The median amount Minnesota workers earned rose 2.5%, adjusted for inflation, to $39,100 in 2018, ranking the state 11th. For the nation as a whole, median individual earnings rose 2.9% to $35,300.

Household income, which accounts for other sources of income besides wages, grew at a slower rate in 2018 than in recent years both statewide and nationally.

That’s a reflection of changes in the sizes of households and in amounts of nonwage income.

For instance, stock investments experienced small gains last year. Meanwhile, the ongoing upswing in the economic cycle, which passed the 10-year mark in July, has likely pushed more people out of multiperson households into apartments and homes of their own.

“That makes for smaller households,” Brower said. “There’s all kinds of dynamics around household formation.”

Minnesota’s median household income, adjusted for inflation, rose 0.9% to $70,315 last year. Nationally, median household income was up 0.7% to $61,937.

The state ranked 15th in household income last year, highest of any state in the Midwest and third-highest of any noncoastal state after Colorado and Utah.

The slower pace of growth affected all racial and ethnic groups in the state, but it was especially pronounced among white non-Hispanic households.

That group is particularly dominant among the baby boomers who are heading into retirement, where income drops off quickly.

Even so, the new data also shows that the share of people ages 65 and older has been creeping up in recent years. It was at 19% in 2018, up from 17% five years earlier, and above the national rate of 18%.

The percentage of working women in Minnesota, already one of the highest rates in the U.S., rose even more in that time with 86% of women ages 25 to 44 in the labor force compared to 78% nationally.

Income inequality in Minnesota is flat and has been essentially unchanged most of the decade, even as the political discussion about the issue and media attention has grown.

Of the Democratic candidates running for president, Sens. Bernie Sanders and Elizabeth Warren propose a tax on the wealthiest Americans to reduce wealth disparities.

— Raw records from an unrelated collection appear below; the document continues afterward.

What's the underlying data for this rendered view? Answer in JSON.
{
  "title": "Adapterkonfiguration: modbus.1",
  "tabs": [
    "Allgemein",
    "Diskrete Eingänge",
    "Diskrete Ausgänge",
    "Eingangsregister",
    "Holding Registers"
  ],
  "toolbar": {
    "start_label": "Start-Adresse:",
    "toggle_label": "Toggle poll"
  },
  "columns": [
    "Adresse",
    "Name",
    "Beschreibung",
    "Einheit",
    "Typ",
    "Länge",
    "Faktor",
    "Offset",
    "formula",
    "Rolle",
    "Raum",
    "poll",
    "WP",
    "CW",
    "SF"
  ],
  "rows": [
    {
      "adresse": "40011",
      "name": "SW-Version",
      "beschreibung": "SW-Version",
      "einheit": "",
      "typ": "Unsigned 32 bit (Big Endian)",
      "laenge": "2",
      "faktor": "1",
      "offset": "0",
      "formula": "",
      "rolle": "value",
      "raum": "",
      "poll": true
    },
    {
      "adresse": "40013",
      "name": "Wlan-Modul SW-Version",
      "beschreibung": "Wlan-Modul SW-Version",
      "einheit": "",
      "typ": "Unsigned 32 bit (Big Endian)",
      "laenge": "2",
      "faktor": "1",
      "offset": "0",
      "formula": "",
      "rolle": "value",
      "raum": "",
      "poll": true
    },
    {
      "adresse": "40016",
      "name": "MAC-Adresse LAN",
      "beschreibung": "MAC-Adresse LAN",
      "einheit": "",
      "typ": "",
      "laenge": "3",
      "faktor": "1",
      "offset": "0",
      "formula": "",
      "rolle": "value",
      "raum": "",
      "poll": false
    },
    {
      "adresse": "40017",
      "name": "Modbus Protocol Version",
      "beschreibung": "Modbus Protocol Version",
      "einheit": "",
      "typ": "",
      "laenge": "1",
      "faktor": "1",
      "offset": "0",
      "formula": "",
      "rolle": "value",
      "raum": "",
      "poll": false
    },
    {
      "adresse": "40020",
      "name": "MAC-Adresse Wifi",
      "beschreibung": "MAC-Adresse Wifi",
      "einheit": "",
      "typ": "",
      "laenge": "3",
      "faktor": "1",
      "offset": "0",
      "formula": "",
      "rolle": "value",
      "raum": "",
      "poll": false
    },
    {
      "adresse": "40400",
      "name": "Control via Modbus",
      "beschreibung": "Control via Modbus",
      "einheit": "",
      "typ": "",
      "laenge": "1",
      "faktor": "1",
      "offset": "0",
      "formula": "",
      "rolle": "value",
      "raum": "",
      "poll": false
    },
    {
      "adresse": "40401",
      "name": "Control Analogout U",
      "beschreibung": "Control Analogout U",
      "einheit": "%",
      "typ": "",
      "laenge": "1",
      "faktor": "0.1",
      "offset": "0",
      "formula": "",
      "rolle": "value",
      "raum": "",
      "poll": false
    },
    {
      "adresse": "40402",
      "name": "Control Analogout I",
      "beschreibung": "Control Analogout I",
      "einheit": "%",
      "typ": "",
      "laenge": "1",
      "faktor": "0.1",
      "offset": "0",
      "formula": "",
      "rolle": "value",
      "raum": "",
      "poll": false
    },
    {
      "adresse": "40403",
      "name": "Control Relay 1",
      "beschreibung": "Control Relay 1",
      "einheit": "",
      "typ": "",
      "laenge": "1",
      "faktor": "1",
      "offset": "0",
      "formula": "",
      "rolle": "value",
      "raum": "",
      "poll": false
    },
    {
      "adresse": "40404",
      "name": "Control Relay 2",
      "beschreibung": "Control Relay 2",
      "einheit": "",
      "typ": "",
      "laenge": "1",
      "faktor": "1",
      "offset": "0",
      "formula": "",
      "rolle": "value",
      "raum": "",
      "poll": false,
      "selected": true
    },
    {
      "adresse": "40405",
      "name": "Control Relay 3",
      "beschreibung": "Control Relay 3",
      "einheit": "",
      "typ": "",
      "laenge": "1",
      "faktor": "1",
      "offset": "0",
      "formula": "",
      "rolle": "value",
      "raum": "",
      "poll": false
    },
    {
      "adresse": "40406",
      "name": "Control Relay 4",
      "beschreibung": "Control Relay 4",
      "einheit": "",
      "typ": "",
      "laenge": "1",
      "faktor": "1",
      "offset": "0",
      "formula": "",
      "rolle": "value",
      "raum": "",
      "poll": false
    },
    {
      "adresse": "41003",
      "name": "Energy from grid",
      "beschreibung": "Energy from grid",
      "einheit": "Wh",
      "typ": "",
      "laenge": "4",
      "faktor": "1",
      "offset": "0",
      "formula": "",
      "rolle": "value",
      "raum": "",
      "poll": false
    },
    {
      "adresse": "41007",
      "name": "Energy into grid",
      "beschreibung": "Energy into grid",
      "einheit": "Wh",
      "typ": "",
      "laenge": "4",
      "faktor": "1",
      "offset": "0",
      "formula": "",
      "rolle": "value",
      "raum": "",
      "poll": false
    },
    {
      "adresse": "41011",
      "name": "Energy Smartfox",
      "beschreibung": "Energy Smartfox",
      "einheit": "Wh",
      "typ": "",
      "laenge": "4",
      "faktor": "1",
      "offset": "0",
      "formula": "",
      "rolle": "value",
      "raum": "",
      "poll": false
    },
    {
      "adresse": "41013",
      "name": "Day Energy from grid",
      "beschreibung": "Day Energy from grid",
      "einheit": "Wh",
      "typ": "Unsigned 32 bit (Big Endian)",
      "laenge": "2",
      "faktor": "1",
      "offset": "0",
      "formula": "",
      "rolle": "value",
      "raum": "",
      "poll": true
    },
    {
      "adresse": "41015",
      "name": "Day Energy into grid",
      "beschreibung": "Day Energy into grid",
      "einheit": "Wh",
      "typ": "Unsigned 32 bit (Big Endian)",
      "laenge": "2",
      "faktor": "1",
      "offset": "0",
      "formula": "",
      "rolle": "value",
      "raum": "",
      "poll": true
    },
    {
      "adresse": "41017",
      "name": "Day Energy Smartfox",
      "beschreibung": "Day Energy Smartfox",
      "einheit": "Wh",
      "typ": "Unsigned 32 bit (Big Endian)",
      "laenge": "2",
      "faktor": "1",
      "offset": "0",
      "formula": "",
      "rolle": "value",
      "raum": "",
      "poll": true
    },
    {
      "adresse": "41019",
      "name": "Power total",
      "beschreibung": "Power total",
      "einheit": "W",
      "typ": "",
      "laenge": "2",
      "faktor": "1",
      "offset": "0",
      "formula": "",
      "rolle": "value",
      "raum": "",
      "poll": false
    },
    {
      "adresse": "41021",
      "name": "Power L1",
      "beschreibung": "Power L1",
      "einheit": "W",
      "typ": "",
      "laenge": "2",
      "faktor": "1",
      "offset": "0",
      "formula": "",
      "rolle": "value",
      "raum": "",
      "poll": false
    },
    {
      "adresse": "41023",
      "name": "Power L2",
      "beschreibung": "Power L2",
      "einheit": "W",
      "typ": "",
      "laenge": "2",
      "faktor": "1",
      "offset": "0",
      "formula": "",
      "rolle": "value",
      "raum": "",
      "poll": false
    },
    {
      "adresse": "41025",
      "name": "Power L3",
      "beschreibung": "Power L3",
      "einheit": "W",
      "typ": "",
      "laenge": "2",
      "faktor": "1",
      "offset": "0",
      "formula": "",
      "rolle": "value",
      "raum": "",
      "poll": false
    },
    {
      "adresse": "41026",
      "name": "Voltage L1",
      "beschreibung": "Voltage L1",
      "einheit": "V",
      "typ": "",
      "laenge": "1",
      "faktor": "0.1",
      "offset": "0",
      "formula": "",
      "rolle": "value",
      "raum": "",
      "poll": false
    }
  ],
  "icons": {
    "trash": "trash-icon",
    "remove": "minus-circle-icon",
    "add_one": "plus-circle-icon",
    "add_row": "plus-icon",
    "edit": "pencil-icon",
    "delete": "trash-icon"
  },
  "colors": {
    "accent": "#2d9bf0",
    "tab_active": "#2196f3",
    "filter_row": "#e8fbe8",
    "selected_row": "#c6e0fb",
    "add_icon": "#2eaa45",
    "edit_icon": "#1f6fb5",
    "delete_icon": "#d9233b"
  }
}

In the latest data, Puerto Rico, the District of Columbia and New York state ranked at the top in income inequality, while Utah, Alaska and Iowa ranked as the most equitable.

A big factor in the increase in inequality has to do with two large population groups on either end of the economic spectrum, according to Sean Snaith, an economist at the University of Central Florida.

On one side, at the peak of their earnings, are baby boomers who are nearing retirement, if they haven’t already retired. On the other side are millennials and Gen Zers, who are in the early stages of their work life and have lower salaries, Snaith said.

“I would say probably the biggest factor is demographics,” he said. “A wealth tax isn’t going to fix demographics.”

The Associated Press contributed to this report.